TARİH: 28 Haziran 2014
GAZETE/DERGİ: Birgün
Pislik ve Sevgilinin Ardından
Bu hafta bir değişiklik yapıp iki filmi aynı başlık altında yazıyorum. Açıkçası iki filmden de geriye başrol oyuncularının iyi performansları dışında bir şey kalmadı. Oyuncularının iyi performansları dışında iki filmin bir ortak noktası yok, hatta birbirlerinin zıttı oldukları bile söylenebilir. James McAvoy ‘Pislik’te filmin adına yaraşan bir şekilde tam bir pisliği canlandırırken; ‘Sevgilinin Ardında’da Ben Whishaw tam bir “meleği” oynuyor. Pisliğe pislik diyoruz ama meleksi insanlar için söylenen temizlik diye bir kavramımız yok.
Pislik
McAvoy “Pislik’te Bruce Robertson adlı İskoç bir polisi canlandırıyor. Bruce, her şeyden ve herkesten nefret ediyor. Arkadaşlarının başına çoraplar örüyor, karılarını ayartıyor, terfi etmek için hepsinin ayağını kaydırmaya çalışıyor. Bir yandan iştahla uyuşturucu tüketirken, bir yandan da bir cinayet soruşturmasını sürdürmeye çalışıyor. Fakat tedavi amaçlı ilaçlarını almayınca ruhsal dengesi giderek bozuluyor. Bruce’un da insani bir yanı var elbette; onun da bir yarası var. Ta, çocukluğundan kalma. Bruce kendisinden nefret ediyor öncelikle. Ama Bruce’un iğrenç hallerini gördükten sonra, çocukluk travmaları onunla empati kurmamızı sağlamıyor. Zaten Bruce’un da empati ister gibi bir hali yok. Dolayısıyla bir süre sonra “Ben bu pisliği neden seyrediyorum” sorusunun kafanızda oluşma ihtimali var.

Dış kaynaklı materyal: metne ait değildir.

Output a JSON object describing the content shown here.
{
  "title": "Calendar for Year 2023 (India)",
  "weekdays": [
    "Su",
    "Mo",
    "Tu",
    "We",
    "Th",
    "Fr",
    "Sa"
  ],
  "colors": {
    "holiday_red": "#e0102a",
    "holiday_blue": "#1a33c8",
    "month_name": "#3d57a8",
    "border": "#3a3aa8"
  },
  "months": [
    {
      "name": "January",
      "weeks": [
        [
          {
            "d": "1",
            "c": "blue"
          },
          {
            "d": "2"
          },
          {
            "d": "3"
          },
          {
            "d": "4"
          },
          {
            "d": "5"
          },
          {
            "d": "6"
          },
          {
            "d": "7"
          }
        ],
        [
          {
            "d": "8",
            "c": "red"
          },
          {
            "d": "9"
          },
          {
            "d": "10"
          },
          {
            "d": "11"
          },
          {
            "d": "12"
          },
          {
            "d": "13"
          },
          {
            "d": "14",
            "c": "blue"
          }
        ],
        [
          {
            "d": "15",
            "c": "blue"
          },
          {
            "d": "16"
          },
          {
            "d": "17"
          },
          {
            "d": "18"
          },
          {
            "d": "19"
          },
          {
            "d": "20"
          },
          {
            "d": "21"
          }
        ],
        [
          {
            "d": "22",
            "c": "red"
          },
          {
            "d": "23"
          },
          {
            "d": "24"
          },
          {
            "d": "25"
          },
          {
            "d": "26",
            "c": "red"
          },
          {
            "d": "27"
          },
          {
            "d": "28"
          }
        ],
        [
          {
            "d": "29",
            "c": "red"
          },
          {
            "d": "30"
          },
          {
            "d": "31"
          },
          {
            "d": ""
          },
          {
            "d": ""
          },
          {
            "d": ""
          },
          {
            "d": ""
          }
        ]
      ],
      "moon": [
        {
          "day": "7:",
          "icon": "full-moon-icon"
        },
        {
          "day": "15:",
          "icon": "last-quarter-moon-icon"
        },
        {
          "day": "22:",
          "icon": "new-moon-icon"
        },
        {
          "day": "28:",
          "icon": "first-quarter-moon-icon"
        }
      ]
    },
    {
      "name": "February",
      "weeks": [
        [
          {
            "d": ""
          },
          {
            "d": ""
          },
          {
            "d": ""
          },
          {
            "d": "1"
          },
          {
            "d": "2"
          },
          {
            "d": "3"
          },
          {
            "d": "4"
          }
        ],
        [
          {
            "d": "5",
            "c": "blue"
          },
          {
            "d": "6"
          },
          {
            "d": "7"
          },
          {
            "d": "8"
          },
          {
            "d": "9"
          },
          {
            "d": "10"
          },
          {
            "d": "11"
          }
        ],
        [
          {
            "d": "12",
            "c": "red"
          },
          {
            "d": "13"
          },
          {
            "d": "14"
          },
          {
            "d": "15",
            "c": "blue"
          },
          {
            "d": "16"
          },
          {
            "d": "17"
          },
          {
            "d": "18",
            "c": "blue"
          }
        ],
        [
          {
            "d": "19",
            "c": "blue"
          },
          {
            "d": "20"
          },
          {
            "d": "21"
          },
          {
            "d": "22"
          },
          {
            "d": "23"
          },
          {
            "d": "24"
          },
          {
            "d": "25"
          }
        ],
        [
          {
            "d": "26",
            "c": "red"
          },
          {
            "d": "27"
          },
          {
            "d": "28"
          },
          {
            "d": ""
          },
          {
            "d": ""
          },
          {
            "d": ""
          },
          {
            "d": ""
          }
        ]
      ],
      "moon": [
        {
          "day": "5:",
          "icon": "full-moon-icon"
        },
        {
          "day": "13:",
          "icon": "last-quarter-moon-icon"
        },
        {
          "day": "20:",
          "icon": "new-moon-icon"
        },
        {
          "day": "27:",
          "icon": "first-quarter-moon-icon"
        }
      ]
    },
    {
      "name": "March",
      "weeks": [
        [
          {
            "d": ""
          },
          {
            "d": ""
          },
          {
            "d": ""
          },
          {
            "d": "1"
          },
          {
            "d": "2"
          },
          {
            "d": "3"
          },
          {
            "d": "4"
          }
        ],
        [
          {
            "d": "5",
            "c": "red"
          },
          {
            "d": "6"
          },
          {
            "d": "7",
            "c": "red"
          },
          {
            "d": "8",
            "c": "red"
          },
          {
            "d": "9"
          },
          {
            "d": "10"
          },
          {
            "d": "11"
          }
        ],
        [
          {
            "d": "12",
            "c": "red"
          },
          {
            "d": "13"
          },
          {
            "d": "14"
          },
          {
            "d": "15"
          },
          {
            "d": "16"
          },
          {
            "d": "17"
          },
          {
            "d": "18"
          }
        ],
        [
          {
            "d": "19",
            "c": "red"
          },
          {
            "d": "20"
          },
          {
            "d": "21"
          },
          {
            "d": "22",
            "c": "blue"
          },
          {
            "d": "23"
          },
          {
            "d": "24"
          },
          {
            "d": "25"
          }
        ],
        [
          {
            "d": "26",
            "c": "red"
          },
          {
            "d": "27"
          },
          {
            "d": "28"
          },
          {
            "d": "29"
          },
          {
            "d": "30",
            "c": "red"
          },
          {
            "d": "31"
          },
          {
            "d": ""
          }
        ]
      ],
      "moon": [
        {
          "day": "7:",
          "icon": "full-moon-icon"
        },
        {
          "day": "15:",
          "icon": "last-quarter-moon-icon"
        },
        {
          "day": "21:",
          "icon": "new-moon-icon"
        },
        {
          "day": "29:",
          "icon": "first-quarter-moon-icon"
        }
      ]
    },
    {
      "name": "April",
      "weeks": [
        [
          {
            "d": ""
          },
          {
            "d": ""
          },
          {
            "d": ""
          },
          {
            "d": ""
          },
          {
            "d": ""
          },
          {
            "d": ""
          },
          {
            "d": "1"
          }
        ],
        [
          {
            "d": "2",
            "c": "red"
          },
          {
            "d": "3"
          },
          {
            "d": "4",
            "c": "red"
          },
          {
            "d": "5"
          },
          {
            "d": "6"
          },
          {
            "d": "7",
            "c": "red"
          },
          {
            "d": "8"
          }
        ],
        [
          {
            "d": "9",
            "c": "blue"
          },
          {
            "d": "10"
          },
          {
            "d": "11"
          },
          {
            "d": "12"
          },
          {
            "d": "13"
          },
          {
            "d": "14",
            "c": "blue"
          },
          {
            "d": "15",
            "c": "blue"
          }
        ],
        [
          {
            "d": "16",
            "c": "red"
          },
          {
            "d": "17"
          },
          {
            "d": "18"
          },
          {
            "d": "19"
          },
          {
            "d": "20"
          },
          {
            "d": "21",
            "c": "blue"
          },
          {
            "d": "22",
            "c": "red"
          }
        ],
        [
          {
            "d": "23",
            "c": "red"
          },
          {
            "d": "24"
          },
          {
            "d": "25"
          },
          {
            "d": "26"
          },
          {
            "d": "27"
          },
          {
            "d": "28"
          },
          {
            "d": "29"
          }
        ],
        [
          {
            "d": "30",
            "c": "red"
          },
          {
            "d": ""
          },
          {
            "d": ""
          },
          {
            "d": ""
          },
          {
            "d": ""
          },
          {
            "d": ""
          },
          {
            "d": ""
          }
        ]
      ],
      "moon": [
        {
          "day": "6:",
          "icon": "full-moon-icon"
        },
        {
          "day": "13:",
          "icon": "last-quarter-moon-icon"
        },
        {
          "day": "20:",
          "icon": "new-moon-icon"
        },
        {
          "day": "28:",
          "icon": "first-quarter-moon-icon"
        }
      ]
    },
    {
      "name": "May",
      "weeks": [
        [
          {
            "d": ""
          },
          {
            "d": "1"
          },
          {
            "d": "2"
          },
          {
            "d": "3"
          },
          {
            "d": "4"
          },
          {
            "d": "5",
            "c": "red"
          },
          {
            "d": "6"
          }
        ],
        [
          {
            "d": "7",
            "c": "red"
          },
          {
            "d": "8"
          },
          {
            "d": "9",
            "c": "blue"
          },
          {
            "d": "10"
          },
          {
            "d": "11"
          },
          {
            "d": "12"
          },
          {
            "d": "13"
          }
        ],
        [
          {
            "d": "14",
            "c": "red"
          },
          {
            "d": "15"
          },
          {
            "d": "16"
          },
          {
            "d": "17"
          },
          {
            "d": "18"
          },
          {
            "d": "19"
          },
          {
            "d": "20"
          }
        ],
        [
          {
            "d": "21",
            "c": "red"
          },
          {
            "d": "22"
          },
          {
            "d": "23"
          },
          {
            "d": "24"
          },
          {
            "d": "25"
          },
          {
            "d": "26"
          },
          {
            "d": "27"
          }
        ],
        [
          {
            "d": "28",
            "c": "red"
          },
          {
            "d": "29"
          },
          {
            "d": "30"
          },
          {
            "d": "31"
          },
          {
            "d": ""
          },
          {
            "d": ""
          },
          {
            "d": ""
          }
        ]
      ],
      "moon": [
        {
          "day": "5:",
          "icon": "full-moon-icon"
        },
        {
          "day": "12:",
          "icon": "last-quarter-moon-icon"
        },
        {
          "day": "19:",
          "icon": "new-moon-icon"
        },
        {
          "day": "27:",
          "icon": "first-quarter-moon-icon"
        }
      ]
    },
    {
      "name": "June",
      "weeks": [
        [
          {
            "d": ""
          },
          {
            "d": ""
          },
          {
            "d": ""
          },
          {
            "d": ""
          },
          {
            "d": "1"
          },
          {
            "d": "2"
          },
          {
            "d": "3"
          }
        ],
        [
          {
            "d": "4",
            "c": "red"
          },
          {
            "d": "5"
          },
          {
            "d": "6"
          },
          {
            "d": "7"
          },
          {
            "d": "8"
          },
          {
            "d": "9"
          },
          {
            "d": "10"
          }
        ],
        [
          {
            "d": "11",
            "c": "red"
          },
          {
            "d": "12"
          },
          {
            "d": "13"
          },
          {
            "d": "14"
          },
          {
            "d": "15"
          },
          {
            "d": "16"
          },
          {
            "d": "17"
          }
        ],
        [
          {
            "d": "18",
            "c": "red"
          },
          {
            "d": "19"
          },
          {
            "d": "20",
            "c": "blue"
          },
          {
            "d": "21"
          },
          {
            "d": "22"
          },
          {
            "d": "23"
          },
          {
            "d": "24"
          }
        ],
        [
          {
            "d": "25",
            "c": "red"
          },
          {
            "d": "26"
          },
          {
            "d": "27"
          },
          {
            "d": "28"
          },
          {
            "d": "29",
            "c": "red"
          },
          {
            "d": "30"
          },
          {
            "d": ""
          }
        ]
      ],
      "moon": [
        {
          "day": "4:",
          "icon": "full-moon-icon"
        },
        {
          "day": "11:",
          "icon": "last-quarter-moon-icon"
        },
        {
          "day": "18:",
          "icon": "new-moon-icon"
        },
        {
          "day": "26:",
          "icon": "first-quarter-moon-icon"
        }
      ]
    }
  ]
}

Filmin suratımıza çarpan üslubunun da bu sorunun oluşmasında katkısı büyük. İyi ama bunu hak edecek ne yaptık? Bruce karakterini James McAvoy bu kadar başarıyla canlandırmasa, filmden çok daha erken kopacağız. Film Trainspotting’in de yazarı Irvine Welsh’in romanından uyarlanmış ve Jon Baird tarafından yönetilmiş.
Sevgilinin Ardından
“SEVGİLİNİN Ardından’ın kahramanı Bruce’un tam tersi. Ben Whishaw’un canlandırdığı Richard, Kamboçya asıllı sevgilisinin ölümünün ardından onun İngilizce bilmeyen annesine göz kulak olmak gibi bir misyon üstleniyor. Kadının bilmediği sadece İngilizce değil; Richard’ı oğlunun en yakın arkadaşı sanıyor, oğlunun sevgilisi olduğunu bilmiyor. Üstelik kadın Richard’a karşı gayet soğuk çünkü oğlunun kendisini bir huzur evine yerleştirmiş olmasından onu sorumlu tutuyor. Fakat Richard hassas ve kırılgan olmasının yanı sıra kararlı ve inatçı biri de. Kadının huzur evindeki flörtüyle konuşabilmesi için bir tercüman tutuyor vs. Her şey iyi güzel ve gayet insani. Ben Whishaw ‘Parlak Yıldız’dan sonra bir kez daha romantik aşık rolünde son derece inandırıcı ve yüreğe dokunan bir performans sergiliyor. Ama filmden daha fazlasını beklememek gerekiyor: Karakterlerin daha fazla derinine inmesi ya da kültürel çatışmayı daha fazla deşmesi gibi… Richard kadar iyi olmak Bruce kadar kötü olmaktan daha iyi orası kesin. Kötülüğün yaralarla, travmalarla ilişkisini biliyoruz ama iyiliğin neyle ilişkili olduğunu pek bilmiyoruz. Hatta belki merak bile etmiyoruz. Ben Bruce’un kötülüğünden çok Richard’ın iyiliğinin nedenlerini anlamak isterdim.
Yönetmen Hong Khaou, filmi kendi tiyatro oyunundan uyarlamış. Oyundaki heteroseksüel aşkı, eşcinsele çevirmiş. Khaou bu ilk uzun metraj filminde umut vadediyor. Ölen sevgilisinin ardından onun ailesini ziyaret eden (gizli) eşcinsel sevgili figürü hâlâ etkileyici ama bu hızla tüketilirse yakında etkisizleşecek. Ayrıca Whishaw gibi etkileyici oyuncular bulmak her zaman mümkün olmayabilir.